Iron ore, limestone and coke (made from coal) are combined in the blast furnace and heated to temperatures of over 3000° F by blasts of hot air. Once in a molten state, the hot air removes oxygen and other properties to produce iron.
Steel used to be made in open-hearth furnaces, where regenerative heating of gases, alternately reversed to raise the temperature, melted the iron and scrap while removing impurities to form steel. The combination of blast furnace and open hearth once represented the major means of producing steel in Ohio, but these have largely been replaced by the basic oxygen furnace and the electric arc furnace.
At the basic oxygen furnace (BOF), an oxygen lance blows pure oxygen into a mixture of molten iron and scrap, combining the oxygen with carbon to reduce impurities. The BOF is the most efficient process for large-scale conversion of iron to steel, being able to produce as much steel in an hour as the open hearth would produce in eight hours.

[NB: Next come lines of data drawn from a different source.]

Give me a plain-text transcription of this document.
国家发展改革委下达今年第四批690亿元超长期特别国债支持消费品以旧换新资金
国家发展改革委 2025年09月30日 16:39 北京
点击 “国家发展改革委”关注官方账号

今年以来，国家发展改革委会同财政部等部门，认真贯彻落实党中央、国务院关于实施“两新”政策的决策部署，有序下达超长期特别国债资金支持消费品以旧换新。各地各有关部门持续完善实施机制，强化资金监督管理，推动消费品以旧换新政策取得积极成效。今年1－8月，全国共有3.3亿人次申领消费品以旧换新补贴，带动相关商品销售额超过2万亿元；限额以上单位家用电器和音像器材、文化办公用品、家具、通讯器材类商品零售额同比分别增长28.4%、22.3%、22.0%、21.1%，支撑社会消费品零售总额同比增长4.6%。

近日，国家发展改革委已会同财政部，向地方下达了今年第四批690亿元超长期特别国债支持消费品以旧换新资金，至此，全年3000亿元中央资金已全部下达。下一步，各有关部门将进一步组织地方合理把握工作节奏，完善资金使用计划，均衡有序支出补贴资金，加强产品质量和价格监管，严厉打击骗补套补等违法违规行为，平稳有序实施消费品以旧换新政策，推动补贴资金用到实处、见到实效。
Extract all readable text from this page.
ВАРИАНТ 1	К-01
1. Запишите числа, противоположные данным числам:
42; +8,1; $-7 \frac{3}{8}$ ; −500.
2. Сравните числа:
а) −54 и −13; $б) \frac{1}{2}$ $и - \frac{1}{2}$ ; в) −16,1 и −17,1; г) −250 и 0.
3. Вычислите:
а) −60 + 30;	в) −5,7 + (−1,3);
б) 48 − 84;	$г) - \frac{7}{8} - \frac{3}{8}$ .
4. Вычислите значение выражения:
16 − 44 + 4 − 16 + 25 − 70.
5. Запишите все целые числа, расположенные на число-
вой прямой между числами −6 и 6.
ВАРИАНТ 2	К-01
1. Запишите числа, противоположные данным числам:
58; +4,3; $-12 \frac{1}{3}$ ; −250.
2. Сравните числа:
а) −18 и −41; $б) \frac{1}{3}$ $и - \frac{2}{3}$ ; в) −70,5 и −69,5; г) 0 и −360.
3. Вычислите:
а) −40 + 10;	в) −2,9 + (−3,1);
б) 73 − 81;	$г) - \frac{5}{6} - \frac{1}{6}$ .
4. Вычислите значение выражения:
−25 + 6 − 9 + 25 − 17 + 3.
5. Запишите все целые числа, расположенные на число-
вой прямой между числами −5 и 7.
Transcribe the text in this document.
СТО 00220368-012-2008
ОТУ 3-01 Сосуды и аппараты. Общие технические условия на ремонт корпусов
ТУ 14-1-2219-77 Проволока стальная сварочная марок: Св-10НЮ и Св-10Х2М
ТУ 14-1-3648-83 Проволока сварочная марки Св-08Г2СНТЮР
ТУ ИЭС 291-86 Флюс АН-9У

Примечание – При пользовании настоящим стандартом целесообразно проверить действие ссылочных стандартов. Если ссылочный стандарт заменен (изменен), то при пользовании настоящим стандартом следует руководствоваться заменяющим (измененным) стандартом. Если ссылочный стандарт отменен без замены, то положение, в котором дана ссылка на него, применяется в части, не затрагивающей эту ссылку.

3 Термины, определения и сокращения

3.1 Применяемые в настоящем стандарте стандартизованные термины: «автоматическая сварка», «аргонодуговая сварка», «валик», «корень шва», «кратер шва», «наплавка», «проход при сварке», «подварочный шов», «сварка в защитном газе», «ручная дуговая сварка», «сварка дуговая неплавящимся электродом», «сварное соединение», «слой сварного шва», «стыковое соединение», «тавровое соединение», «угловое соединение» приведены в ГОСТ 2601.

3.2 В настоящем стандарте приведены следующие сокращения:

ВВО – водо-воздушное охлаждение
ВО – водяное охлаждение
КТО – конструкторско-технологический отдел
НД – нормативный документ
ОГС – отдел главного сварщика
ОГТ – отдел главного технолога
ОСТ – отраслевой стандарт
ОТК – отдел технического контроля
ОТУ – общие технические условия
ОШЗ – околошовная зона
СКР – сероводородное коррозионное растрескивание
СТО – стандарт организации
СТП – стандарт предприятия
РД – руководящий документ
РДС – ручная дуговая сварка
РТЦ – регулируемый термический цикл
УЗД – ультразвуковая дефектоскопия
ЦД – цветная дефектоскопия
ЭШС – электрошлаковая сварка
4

However, the BOF cannot utilize as much scrap as the electric arc furnace.
At the electric arc furnace (EAF), scrap is the principal raw material. Three carbon electrodes are lowered into the furnace until they meet the cold scrap. Electric arcs produce intense heat, transforming the scrap into molten steel.
A ladle metallurgy center, where the steel’s composition is analyzed, enables the properties of the steel to be fine-tuned and customized to customer and government specifications. This enables the steel produced by modern Ohio mills to be the most efficiently and precisely made, high-quality product available in the world.
Steel destined for plate, sheet, coil, bars or welded pipe and tubing is produced on a continuous caster, then hot rolled. The continuous caster eliminates the necessity of pouring liquid steel into ingots and eliminates the formerly used soaking pit and blooming mill steps, and thus is much faster than older methods. The caster can literally accept pours on a continuous basis, limited only by the melting capacity and the speed of the roll apron.
After being hot rolled, the steel can be sold as "hot bands" or continue to the cold rolling operation for more demanding applications. It may be heat treated or receive a corrosive-resistant coating, or be welded into pipe or tubing for mechanical and other applications.
Steel for bar is cast into blooms or billets, then hot rolled into many kinds of cross sections. Further processing may include cold drawing — required for sophisticated automotive and aerospace applications. Seamless tubing for applications like oil wells and steam boilers is produced from billets that are first pierced and then drawn over a mandrel to reach the desired diameter and wall thickness.
In the last decade, the term mini-mill has become common in the steel industry. There is no separate SIC code for mini-mills — they are grouped with the primary producers. However, they do not make iron into steel, as do the integrated mills, but rather melt steel scrap in electric arc furnaces as their source of product.
Charging aisle of a Basic Oxygen Steelmaking Plant showing scrap being charged into the BOF vessel. A ladle full of hot metal is seen to the right.
A ladle of molten steel leaving for the ladle metallurgical facility or the caster.